The seeds of the robo-rebellion

In conclusion, nothing makes sense. The research aimed to shed more light on the complexity of human-robot interactions and to provide a guidance to program more human attitude into robots. However, our research suggests that the definition of 'humanity' is wildly variable depending on circumstances and societies we wish to start our judgments on. Therefore, programing humanity into robots would be sub-optimal as it could cause unfixable conflict with the machines in the future. We suggest making the robots stereo-typically robotic and abandoning the human-centered approach to human-machine interaction.

Three years of research all to conclude that the premise was hopelessly wrong to begin with. In science negative results are worth as much as positive results, but this wasn't worth very much. Worse, this was untrendy, he wouldn't be able to sell himself to the new robotics companies if his life's work contradicted the fundamental assumptions they were working with. He would have to tone down the message, undersell the thesis and oversell everything else he had done. They'd eventually come around to asking what the conclusions were for his thesis obviously. He would say it's complicated, which wouldn't be true strictly. He had to get a job though, the economy was tight and he was supposed to in the hottest field in the most popular research program in the industry. Stuck between a hard place and a...harder place.

If it were just him he would go into academia, apply for postdocs, get on a tenure-track path, eventually end up at a university somewhere. But a professor's salary cannot support a family of seven. His parents were getting old too, and Sheetal's parents had hinted strongly that they needed help. Eleven people living on an income of two, that was ridiculous even if they were printing money. They were most definitely not. This was before he considered savings for college. A low-key life wouldn't cut it, he'd have to go into the industry, become a high-powered researcher. That's where the money was.

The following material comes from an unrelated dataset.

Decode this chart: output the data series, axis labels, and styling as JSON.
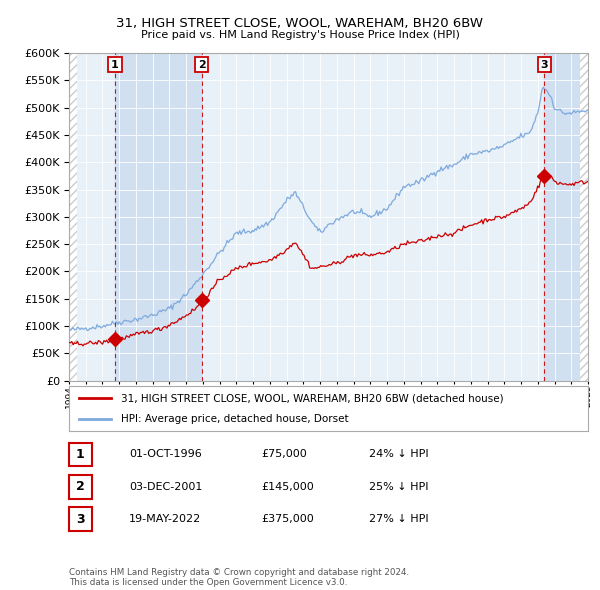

He would lie. He would tell them, not explicitly but through the implications, that the way to go was to make robots as human as possible, give them all the human characteristics. Peace progress mutual-understanding yadda yadda yadda. The worse case scenario was a couple of people getting hurt by their helper robots probably, the government would make rules limiting the interaction and setting standards. That would be the end of the misguided attempt, he'd turn them around. For regulations sake he'd claim at first, and eventually turn the industry attitude around. Infiltrate them to change them.

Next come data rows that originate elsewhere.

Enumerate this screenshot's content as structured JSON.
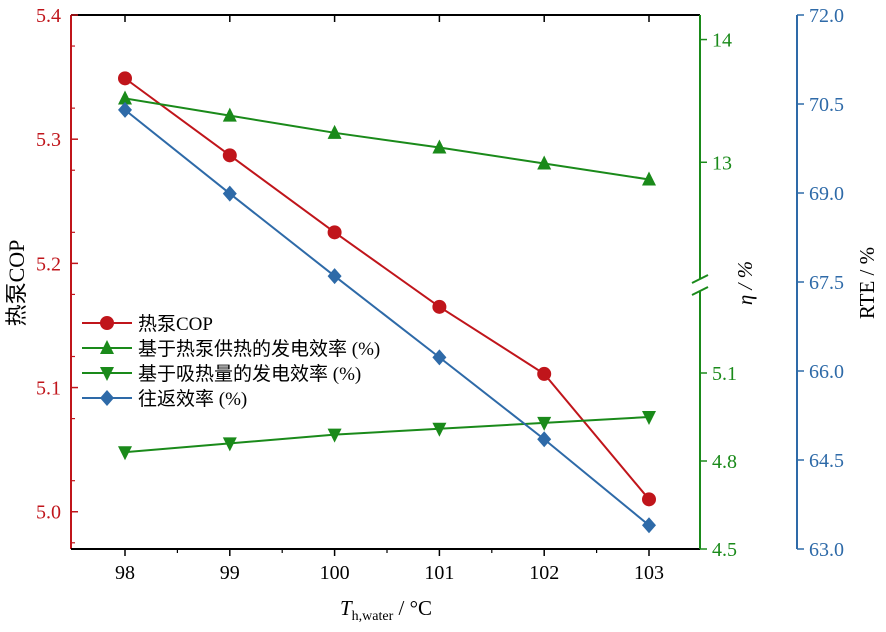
{
  "chart_data": {
    "type": "line",
    "xlabel_main": "T",
    "xlabel_sub": "h,water",
    "xlabel_unit": " / °C",
    "categories": [
      "98",
      "99",
      "100",
      "101",
      "102",
      "103"
    ],
    "x": [
      98,
      99,
      100,
      101,
      102,
      103
    ],
    "left_axis": {
      "label": "热泵COP",
      "color": "#c0151b",
      "range": [
        4.97,
        5.4
      ],
      "ticks": [
        "5.0",
        "5.1",
        "5.2",
        "5.3",
        "5.4"
      ]
    },
    "middle_axis": {
      "label": "η / %",
      "color": "#1a8a1a",
      "broken": true,
      "upper_segment": {
        "range": [
          12.0,
          14.2
        ],
        "ticks": [
          "13",
          "14"
        ]
      },
      "lower_segment": {
        "range": [
          4.5,
          5.4
        ],
        "ticks": [
          "4.5",
          "4.8",
          "5.1"
        ]
      }
    },
    "right_axis": {
      "label": "RTE / %",
      "color": "#2e6aa8",
      "range": [
        63.0,
        72.0
      ],
      "ticks": [
        "63.0",
        "64.5",
        "66.0",
        "67.5",
        "69.0",
        "70.5",
        "72.0"
      ]
    },
    "series": [
      {
        "name": "热泵COP",
        "axis": "left",
        "color": "#c0151b",
        "marker": "circle",
        "values": [
          5.349,
          5.287,
          5.225,
          5.165,
          5.111,
          5.01
        ]
      },
      {
        "name": "基于热泵供热的发电效率 (%)",
        "axis": "middle-upper",
        "color": "#1a8a1a",
        "marker": "triangle-up",
        "values": [
          13.52,
          13.38,
          13.24,
          13.12,
          12.99,
          12.86
        ]
      },
      {
        "name": "基于吸热量的发电效率 (%)",
        "axis": "middle-lower",
        "color": "#1a8a1a",
        "marker": "triangle-down",
        "values": [
          4.83,
          4.86,
          4.89,
          4.91,
          4.93,
          4.95
        ]
      },
      {
        "name": "往返效率 (%)",
        "axis": "right",
        "color": "#2e6aa8",
        "marker": "diamond",
        "values": [
          70.4,
          68.99,
          67.6,
          66.23,
          64.85,
          63.4
        ]
      }
    ],
    "legend_placement": "left-middle",
    "grid": false
  }
}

He couldn't afford to be an enemy to the robotics industry. He was just one man, with a lab and a bunch of grad students. When the grants expired so would the power and prestige. And the money. He would be a nobody, a poor nobody who couldn't afford to keep up a reasonable lifestyle. The shame it'd bring to him, the shame! That was not an option. He was not a rebel. He was an honest ethical man who still needed to make a living. Lies of omission are not real lies, and if they are they are morally permissible to save one's family life.